Analytic model of the cathode region of a short glow discharge in light gases

Abstract

A self-consistent analytic model of the cathode region of a dc glow discharge is suggested. The description is based on the division of the discharge gap into a space-charge sheath and a plasma region and on an approximate kinetic analysis of different groups of electrons. A one-dimensional short discharge is considered for which the positive column is absent and the energy relaxation length ${\lambda }_{\mathrm{\varepsilon }}$ of slow untrapped electrons exceeds the gap length L. In this case, a point exists in the negative glow (NG) region where the plasma density has a maximum and the electric field changes sign. Three groups of electrons are treated separately. The first of them includes fast electrons with energies exceeding the first excitation potential ${\mathrm{\varepsilon }}^{\mathrm{*}}$. They are emitted by the cathode surface (primaries) or generated in the cathode fall region.

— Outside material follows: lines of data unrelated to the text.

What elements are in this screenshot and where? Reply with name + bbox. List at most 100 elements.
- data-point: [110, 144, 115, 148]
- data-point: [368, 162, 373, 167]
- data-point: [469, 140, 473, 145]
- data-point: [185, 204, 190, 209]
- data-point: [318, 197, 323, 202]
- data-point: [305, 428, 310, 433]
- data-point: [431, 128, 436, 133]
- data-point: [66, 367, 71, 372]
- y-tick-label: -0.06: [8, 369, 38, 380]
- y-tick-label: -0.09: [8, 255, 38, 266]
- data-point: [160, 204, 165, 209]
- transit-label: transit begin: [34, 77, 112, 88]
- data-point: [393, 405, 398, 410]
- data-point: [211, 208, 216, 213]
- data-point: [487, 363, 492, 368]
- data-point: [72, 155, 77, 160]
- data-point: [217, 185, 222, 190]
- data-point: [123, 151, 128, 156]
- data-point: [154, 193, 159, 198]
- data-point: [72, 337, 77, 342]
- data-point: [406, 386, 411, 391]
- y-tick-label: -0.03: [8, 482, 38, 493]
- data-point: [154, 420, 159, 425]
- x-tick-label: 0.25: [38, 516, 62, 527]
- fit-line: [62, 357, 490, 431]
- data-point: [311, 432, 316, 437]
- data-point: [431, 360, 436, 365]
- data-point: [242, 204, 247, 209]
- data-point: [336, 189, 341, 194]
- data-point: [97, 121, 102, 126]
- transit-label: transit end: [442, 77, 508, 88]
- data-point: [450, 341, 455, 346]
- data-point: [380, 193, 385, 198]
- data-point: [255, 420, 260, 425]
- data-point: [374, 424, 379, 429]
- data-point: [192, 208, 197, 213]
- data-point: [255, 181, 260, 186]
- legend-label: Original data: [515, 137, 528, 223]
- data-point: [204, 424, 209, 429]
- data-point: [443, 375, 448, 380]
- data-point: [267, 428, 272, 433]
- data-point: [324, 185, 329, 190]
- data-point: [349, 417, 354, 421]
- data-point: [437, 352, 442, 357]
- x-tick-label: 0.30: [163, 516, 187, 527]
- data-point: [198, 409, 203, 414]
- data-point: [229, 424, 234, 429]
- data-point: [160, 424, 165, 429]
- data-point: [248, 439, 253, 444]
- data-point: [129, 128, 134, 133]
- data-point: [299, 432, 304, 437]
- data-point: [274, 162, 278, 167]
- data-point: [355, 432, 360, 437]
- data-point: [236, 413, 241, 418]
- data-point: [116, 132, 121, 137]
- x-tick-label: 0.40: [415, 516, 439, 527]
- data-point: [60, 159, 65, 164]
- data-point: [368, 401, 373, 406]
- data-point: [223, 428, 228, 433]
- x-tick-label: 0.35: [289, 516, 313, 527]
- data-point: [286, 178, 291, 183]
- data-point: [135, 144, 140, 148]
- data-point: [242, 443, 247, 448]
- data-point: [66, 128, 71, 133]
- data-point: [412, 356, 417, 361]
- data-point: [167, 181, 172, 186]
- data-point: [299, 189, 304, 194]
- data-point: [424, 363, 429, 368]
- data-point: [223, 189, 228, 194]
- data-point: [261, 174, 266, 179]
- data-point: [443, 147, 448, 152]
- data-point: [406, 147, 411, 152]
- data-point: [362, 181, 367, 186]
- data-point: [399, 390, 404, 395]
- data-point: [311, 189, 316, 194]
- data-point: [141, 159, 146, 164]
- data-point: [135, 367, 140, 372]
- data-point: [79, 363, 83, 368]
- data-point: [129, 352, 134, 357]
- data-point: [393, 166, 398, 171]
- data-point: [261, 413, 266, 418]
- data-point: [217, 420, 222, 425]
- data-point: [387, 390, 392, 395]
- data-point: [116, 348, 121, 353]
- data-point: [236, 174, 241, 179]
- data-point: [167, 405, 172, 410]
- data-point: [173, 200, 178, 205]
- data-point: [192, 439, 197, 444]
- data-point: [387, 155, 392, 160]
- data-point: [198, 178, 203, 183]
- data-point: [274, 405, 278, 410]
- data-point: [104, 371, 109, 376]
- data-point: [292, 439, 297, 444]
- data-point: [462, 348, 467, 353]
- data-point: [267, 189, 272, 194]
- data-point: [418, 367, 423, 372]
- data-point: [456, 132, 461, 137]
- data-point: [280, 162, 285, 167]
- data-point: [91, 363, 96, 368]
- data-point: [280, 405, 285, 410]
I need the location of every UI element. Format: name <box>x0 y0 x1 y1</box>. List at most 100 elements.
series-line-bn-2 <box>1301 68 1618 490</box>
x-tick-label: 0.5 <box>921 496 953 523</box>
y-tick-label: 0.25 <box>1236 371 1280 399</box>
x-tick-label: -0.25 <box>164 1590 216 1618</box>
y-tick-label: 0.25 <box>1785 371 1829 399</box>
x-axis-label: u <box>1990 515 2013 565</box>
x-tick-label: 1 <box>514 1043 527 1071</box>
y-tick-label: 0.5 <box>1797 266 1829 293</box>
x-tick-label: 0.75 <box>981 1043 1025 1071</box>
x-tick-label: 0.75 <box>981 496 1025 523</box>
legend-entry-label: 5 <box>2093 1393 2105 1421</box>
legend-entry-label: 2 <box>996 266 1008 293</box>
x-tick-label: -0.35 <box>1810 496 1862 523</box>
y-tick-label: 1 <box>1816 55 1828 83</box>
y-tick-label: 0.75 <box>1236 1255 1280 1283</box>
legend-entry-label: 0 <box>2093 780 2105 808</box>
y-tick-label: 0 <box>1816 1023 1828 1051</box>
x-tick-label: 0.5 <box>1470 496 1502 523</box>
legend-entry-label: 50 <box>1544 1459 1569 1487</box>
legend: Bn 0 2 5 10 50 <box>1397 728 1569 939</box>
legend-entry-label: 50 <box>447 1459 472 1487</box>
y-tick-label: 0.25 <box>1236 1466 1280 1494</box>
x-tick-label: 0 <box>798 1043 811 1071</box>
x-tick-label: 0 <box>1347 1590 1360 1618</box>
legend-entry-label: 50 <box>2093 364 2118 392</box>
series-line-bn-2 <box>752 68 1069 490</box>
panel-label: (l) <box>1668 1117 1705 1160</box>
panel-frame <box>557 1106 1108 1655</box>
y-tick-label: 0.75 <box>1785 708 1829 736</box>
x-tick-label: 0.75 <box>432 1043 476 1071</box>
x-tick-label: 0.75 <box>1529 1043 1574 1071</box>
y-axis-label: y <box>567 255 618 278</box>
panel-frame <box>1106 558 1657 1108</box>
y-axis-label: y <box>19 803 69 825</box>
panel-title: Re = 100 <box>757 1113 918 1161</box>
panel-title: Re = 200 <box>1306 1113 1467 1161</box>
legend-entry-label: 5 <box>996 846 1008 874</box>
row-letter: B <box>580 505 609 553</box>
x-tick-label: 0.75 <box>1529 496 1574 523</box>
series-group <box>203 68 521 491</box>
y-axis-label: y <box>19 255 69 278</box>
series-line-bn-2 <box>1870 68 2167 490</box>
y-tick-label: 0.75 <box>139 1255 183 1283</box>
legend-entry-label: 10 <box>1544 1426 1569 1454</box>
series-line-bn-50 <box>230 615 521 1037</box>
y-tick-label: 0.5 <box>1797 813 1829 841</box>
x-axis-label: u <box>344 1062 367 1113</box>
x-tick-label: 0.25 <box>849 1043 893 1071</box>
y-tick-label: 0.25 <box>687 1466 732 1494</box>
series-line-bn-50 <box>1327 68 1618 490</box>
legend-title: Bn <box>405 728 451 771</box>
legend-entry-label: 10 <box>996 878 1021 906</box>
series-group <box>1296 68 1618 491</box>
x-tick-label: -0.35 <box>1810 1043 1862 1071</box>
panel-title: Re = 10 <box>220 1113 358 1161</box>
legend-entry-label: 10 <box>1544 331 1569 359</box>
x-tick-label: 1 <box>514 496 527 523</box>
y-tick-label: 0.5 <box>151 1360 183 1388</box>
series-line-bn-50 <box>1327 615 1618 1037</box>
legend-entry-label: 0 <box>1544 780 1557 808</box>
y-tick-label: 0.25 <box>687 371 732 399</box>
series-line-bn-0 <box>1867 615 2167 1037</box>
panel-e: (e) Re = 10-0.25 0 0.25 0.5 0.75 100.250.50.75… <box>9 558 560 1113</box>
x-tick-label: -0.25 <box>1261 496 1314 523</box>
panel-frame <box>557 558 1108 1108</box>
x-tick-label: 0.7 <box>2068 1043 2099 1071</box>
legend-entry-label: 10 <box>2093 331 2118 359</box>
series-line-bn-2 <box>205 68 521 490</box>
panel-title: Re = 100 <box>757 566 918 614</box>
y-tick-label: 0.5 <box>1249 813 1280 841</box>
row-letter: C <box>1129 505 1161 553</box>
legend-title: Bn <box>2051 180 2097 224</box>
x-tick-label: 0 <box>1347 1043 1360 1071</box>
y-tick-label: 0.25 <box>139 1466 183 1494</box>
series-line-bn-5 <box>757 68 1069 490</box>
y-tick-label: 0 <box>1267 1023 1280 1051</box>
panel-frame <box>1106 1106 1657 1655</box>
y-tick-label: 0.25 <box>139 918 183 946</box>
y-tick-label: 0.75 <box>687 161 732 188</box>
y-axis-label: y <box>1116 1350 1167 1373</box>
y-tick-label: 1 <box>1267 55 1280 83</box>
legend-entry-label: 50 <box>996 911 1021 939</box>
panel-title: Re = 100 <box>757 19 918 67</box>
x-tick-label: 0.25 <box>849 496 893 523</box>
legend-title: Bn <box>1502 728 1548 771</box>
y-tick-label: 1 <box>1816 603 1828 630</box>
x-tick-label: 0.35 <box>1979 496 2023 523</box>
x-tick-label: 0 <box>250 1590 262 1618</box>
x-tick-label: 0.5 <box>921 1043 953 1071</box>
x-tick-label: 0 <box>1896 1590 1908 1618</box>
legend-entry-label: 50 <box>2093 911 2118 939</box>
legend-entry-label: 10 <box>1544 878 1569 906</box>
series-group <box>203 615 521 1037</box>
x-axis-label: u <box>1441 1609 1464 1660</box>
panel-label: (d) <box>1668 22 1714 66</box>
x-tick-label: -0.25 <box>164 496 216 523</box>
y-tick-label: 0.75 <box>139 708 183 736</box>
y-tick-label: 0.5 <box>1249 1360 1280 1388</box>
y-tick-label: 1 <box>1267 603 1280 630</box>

These electrons are responsible for ionization and excitation processes and electron-current transport in the sheath and in the immediately adjacent plasma. The field reversal is caused by the nonlocal ionization in the plasma part of the NG, which is determined by the fast electrons. The slow electrons are subdivided into trapped and intermediate ones. The full energy ɛ (kinetic plus potential) of the trapped electrons is less than the anode potential e${\mathrm{\phi }}_{\mathit{a}}$. These electrons determine the plasma density but give no contribution to the electron current.